Earlier in the day, Trump and the North Korean leader signed a joint statement at the end of their historic meeting in Singapore, promising a new relationship between the nations and pledging to work toward complete denuclearization of the Korean Peninsula.
Kim "reaffirmed his firm and unwavering commitment to complete denuclearization of the Korean Peninsula" and Trump, in exchange, agreed to "provide security guarantees" to North Korea.
In a matter of hours after the landmark summit, Republican and Democratic senators started criticizing Trump as well as threatening North Korea over the potential deal. Republican Senator John Barrasso said all political, economic, military and diplomatic options must continue to be on the table until work toward full denuclearization of the Peninsula was completed.

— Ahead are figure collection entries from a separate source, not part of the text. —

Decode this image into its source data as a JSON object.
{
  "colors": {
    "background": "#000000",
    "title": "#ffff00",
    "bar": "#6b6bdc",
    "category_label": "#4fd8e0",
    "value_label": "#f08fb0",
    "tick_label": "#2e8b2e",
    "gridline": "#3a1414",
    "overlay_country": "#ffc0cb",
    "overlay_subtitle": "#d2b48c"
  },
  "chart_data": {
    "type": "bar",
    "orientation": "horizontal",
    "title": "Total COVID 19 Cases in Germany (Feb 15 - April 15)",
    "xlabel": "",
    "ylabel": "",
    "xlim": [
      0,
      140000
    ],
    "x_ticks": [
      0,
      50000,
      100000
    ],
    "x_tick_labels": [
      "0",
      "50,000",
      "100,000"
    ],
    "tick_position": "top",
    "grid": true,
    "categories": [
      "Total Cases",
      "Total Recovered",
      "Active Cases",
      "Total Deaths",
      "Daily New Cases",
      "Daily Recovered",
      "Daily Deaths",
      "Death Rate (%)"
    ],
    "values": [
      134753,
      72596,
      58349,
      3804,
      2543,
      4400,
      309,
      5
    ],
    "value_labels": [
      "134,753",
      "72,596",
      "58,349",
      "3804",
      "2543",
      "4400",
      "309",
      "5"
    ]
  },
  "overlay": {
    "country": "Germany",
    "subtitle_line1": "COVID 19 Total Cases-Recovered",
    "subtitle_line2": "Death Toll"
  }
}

Robert Menendez, a democratic senator from New Jersey, blasted Trump for meeting with the North Korean leader, saying that the U.S. president seemed to have viewed the summit as "an honor."
Senate Minority Leader Chuck Schumer said the meeting was "a welcome improvement" to "name-calling and saber-rattling," but argued that details coming out of the summit were lacking. "It's imperative that we actually get action here, not just photo ops," Schumer said. "If the United States is unable to win concrete, lasting concessions from North Korea, the meeting alone will be a victory for Kim Jong-un and a defeat for President Trump."
The Senate minority leader criticized the joint diplomatic statement between Trump and Kim as lacking detail and accused the North Korean leader of backing out of agreements. "The document is short on details," Schumer said. "It is worrisome, very worrisome, that this joint statement is so imprecise."
The Tuesday meeting was the first time a sitting U.S. president met North Korea's leader, and caps a remarkable turnaround for the two. Last year saw the pair sling insults at each other, while North Korea conducted several ballistic missile tests in defiance of the U.S. and its allies.
Washington and the United Nations have imposed rounds of sanctions on North Korea over the country's weapons programs over the last several years.